Following the aforementioned incident, Delta’s CEO attempted to clarify the airline’s policy, saying passengers are allowed to recline but should ask their neighbor before doing so. That ambiguous statement didn’t do much to clarify things, but as Salon recently pointed out, the real issue is that the answer to “Do you have the right to recline your seat?” seems to be “No one really has any idea.”

In order to get to the bottom of the question, you have to take three legal principles into consideration: attachment, first-in-time, and possession. In order to highlight these issues, the outlet looked at the case of a man who deployed a device called a “Knee Defender” to prevent the person in front of him from reclining, which sparked a confrontation that resulted in an emergency landing.
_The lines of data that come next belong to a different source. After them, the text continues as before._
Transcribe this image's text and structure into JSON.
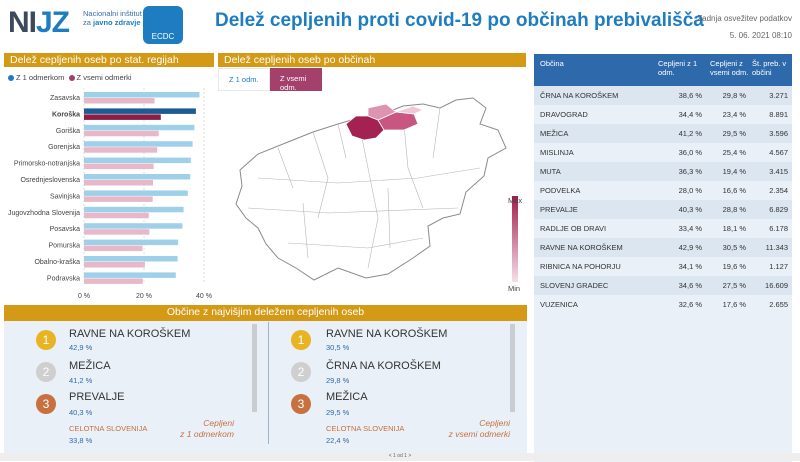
{
  "header": {
    "logo_ni": "NI",
    "logo_jz": "JZ",
    "inst1": "Nacionalni inštitut",
    "inst2": "za",
    "inst3": "javno zdravje",
    "badge": "ECDC",
    "title": "Delež cepljenih proti covid-19 po občinah prebivališča",
    "upd_label": "Zadnja osvežitev podatkov",
    "upd_date": "5. 06. 2021 08:10"
  },
  "regions": {
    "title": "Delež cepljenih oseb po stat. regijah",
    "legend1": "Z 1 odmerkom",
    "legend2": "Z vsemi odmerki",
    "ticks": [
      "0 %",
      "20 %",
      "40 %"
    ]
  },
  "map": {
    "title": "Delež cepljenih oseb po občinah",
    "tab1": "Z 1 odm.",
    "tab2": "Z vsemi odm.",
    "max": "Max",
    "min": "Min"
  },
  "table": {
    "h_obcina": "Občina",
    "h_c1": "Cepljeni z 1 odm.",
    "h_cv": "Cepljeni z vsemi odm.",
    "h_st": "Št. preb. v občini",
    "rows": [
      [
        "ČRNA NA KOROŠKEM",
        "38,6 %",
        "29,8 %",
        "3.271"
      ],
      [
        "DRAVOGRAD",
        "34,4 %",
        "23,4 %",
        "8.891"
      ],
      [
        "MEŽICA",
        "41,2 %",
        "29,5 %",
        "3.596"
      ],
      [
        "MISLINJA",
        "36,0 %",
        "25,4 %",
        "4.567"
      ],
      [
        "MUTA",
        "36,3 %",
        "19,4 %",
        "3.415"
      ],
      [
        "PODVELKA",
        "28,0 %",
        "16,6 %",
        "2.354"
      ],
      [
        "PREVALJE",
        "40,3 %",
        "28,8 %",
        "6.829"
      ],
      [
        "RADLJE OB DRAVI",
        "33,4 %",
        "18,1 %",
        "6.178"
      ],
      [
        "RAVNE NA KOROŠKEM",
        "42,9 %",
        "30,5 %",
        "11.343"
      ],
      [
        "RIBNICA NA POHORJU",
        "34,1 %",
        "19,6 %",
        "1.127"
      ],
      [
        "SLOVENJ GRADEC",
        "34,6 %",
        "27,5 %",
        "16.609"
      ],
      [
        "VUZENICA",
        "32,6 %",
        "17,6 %",
        "2.655"
      ]
    ]
  },
  "top": {
    "title": "Občine z najvišjim deležem cepljenih oseb",
    "left": [
      {
        "rank": "1",
        "name": "RAVNE NA KOROŠKEM",
        "val": "42,9 %"
      },
      {
        "rank": "2",
        "name": "MEŽICA",
        "val": "41,2 %"
      },
      {
        "rank": "3",
        "name": "PREVALJE",
        "val": "40,3 %"
      }
    ],
    "right": [
      {
        "rank": "1",
        "name": "RAVNE NA KOROŠKEM",
        "val": "30,5 %"
      },
      {
        "rank": "2",
        "name": "ČRNA NA KOROŠKEM",
        "val": "29,8 %"
      },
      {
        "rank": "3",
        "name": "MEŽICA",
        "val": "29,5 %"
      }
    ],
    "slo_label": "CELOTNA SLOVENIJA",
    "slo_left": "33,8 %",
    "slo_right": "22,4 %",
    "cap_left1": "Cepljeni",
    "cap_left2": "z 1 odmerkom",
    "cap_right1": "Cepljeni",
    "cap_right2": "z vsemi odmerki"
  },
  "footer": {
    "pager": "< 1 od 1 >"
  },
  "colors": {
    "blue": "#1e7dc1",
    "pink": "#d9a3b8",
    "gold": "#d49a16",
    "dark": "#1e5b94",
    "bronze": "#c6713f",
    "silver": "#b8b8b8"
  },
  "chart_data": {
    "type": "bar",
    "categories": [
      "Zasavska",
      "Koroška",
      "Goriška",
      "Gorenjska",
      "Primorsko-notranjska",
      "Osrednjeslovenska",
      "Savinjska",
      "Jugovzhodna Slovenija",
      "Posavska",
      "Pomurska",
      "Obalno-kraška",
      "Podravska"
    ],
    "series": [
      {
        "name": "Z 1 odmerkom",
        "values": [
          38.5,
          37.3,
          36.8,
          36.2,
          35.6,
          35.4,
          34.6,
          33.2,
          32.8,
          31.4,
          31.2,
          30.6
        ]
      },
      {
        "name": "Z vsemi odmerki",
        "values": [
          23.5,
          25.6,
          24.9,
          24.4,
          23.2,
          23.0,
          22.9,
          21.6,
          21.8,
          19.5,
          20.3,
          19.6
        ]
      }
    ],
    "highlight": "Koroška",
    "xlim": [
      0,
      40
    ],
    "xticks": [
      "0 %",
      "20 %",
      "40 %"
    ]
  }
}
While the concept of attachment dictates you have the right to decide what to do with your seat, things get messier when you consider you’re required to keep yours in an upright position upon takeoff, which is when the man attached the Knee Defender and arguably laid claim by acting “first-in-time” and establishing possession of the space where he was planning to do work on his laptop.

However, things get trickier when you realize the real owner of the space is the airlines themselves, who are basically asking for trouble when you consider they promise passengers the right to do what they want with their seat when they secure a ticket only to see these conflicts erupt as a result. Some of them have banned the use of the Knee Defender but have declined to institute any actual policies to address the primary issue.

As a result, it seems unlikely this debate is going to stop raging at any point in the near future.